Los Banos, CA – Today’s announcement that south-of-delta CVP water supplies have increased from 55% to 65%, while positive, is disappointing in a water year like this. There is every indication that California water supplies are abundant and yet the system is unable to deliver sufficient supplies when they’re needed. That means the farms that produce a significant portion of the nation’s food supply, important wildlife refuges, and the municipal and industrial water users in the Silicon Valley can’t count on receiving reliable water supplies from year to year.
This reflects the regulatory challenges water managers face when making allocation decisions. The inability to allocate full contract supplies in one of the best water years in the historical record points to how broken our water system currently is.
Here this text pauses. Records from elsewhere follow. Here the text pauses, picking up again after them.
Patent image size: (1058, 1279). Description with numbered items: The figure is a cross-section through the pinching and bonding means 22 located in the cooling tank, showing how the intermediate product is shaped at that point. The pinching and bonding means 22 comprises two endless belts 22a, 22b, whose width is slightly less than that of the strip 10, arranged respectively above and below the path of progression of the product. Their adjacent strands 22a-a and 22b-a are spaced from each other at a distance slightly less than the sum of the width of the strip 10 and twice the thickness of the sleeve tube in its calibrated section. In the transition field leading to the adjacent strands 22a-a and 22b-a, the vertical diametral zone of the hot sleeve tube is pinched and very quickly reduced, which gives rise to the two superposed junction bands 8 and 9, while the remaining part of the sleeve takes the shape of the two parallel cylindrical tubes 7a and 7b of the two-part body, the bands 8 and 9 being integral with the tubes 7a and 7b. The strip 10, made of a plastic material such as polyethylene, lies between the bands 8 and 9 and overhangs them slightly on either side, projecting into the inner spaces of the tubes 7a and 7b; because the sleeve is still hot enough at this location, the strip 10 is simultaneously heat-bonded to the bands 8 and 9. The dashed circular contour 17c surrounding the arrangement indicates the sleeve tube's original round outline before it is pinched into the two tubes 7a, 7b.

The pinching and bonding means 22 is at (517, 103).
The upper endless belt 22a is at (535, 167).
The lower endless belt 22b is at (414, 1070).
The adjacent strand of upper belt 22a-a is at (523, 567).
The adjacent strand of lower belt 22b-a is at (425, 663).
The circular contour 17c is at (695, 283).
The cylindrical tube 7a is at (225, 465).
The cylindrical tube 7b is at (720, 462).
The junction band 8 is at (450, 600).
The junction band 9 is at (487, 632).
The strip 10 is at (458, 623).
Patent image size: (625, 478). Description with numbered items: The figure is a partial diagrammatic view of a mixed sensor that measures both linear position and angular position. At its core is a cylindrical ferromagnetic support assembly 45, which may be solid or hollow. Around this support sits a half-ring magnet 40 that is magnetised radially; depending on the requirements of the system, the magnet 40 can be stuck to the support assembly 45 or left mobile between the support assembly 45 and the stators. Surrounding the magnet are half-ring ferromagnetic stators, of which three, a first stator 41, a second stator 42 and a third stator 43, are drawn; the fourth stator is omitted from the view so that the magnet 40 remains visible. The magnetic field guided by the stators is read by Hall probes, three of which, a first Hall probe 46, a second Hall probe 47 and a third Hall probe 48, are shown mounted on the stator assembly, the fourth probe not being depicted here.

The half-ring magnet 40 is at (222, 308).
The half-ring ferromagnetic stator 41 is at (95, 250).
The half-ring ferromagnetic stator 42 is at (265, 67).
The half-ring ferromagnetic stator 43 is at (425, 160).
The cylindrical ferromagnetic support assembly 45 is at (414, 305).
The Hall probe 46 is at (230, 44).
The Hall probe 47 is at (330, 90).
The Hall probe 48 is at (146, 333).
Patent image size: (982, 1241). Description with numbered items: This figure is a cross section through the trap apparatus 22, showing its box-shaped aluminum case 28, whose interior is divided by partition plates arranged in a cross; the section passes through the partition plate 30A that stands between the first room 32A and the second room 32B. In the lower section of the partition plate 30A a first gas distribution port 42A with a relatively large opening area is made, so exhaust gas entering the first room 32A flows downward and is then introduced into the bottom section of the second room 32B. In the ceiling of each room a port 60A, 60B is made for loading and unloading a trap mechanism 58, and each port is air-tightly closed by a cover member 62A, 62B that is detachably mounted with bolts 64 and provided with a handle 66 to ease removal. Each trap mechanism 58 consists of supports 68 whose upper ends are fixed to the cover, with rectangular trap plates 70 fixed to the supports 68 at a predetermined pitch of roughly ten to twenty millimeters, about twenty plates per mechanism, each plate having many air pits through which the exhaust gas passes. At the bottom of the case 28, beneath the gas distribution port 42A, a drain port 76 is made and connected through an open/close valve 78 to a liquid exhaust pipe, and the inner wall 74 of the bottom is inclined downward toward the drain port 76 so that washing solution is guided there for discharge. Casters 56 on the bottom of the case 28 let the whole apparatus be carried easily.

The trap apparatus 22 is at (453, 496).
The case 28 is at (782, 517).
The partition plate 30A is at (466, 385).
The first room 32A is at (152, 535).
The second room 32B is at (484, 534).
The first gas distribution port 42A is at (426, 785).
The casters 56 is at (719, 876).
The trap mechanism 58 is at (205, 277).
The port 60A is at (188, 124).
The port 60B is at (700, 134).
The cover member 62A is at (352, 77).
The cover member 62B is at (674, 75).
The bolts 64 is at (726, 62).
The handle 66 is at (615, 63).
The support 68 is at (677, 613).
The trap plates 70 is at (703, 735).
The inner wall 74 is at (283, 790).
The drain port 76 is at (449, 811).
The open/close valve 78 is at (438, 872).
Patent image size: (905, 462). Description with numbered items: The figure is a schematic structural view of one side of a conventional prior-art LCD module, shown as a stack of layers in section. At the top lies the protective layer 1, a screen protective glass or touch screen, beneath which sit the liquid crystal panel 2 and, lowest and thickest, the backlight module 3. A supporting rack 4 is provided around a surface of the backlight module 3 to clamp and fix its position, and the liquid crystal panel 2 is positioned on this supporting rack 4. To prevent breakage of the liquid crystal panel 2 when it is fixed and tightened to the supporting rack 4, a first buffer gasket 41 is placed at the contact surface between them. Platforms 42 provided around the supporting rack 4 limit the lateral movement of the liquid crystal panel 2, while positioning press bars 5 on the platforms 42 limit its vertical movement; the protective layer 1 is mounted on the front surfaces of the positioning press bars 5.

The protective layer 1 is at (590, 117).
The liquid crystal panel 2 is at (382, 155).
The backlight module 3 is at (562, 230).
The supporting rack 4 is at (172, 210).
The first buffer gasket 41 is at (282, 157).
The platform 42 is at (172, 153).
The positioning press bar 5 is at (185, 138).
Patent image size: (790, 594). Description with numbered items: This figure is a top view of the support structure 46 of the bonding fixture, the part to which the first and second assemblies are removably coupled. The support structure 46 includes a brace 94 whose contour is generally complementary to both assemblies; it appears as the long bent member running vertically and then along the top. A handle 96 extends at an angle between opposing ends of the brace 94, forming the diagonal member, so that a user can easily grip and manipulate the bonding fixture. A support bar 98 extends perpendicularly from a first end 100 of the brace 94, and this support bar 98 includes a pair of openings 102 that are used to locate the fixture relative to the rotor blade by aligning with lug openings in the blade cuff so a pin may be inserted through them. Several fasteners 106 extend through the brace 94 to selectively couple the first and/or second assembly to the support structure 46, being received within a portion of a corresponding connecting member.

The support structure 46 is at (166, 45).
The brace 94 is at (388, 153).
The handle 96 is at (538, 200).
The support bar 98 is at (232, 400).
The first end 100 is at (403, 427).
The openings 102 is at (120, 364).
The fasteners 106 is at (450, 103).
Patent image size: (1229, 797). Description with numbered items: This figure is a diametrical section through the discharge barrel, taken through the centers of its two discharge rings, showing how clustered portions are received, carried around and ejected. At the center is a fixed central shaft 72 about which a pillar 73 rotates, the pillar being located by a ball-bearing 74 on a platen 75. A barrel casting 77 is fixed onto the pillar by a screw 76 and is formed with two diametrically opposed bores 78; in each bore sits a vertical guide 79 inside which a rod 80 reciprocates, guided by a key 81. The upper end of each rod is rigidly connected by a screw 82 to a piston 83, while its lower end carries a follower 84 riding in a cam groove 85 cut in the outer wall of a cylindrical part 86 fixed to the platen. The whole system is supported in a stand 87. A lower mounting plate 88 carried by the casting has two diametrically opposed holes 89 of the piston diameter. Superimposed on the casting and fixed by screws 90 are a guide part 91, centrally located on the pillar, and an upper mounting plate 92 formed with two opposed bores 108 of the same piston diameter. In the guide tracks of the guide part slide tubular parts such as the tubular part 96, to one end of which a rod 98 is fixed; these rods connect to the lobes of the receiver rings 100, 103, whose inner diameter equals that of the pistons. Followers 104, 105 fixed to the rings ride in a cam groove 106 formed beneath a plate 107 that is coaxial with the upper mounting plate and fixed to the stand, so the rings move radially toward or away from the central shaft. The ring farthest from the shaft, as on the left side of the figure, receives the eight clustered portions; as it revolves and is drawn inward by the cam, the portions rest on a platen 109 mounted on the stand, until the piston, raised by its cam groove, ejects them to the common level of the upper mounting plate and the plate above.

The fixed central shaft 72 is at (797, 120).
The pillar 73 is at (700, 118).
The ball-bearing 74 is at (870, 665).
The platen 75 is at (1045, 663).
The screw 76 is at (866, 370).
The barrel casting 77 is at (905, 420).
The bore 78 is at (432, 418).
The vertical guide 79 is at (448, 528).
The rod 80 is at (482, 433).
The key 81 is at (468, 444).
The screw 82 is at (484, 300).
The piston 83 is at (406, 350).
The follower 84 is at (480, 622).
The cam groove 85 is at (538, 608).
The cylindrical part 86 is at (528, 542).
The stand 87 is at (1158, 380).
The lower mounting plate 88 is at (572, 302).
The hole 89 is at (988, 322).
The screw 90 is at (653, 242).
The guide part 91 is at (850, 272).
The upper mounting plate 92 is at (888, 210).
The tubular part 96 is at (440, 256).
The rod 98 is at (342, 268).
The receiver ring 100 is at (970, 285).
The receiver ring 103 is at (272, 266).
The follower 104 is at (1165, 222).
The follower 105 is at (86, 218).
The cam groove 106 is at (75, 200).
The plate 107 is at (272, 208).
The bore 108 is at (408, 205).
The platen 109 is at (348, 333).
Water management decisions are based on a regulatory regime that is inflexible and a lack of investment in storage and conveyance infrastructure means we cannot capture water in years of abundance and at a time when it is less harmful to the environment. We want to work with Reclamation on determining what it is exactly that is preventing a larger allocation. We need to streamline the regulatory process as well as invest in infrastructure.
Nature has given us abundant water supplies this year. There is no question that existing regulations are not achieving their intended goals for the environment. It’s time to try something new. President Roosevelt started building this great water project 80 years ago. Its management over the last 25 years has crippled its ability to serve 1.2 million acres of California farms, 2 million urban water users, and 200,000 acres of managed wetlands in the Pacific Flyway.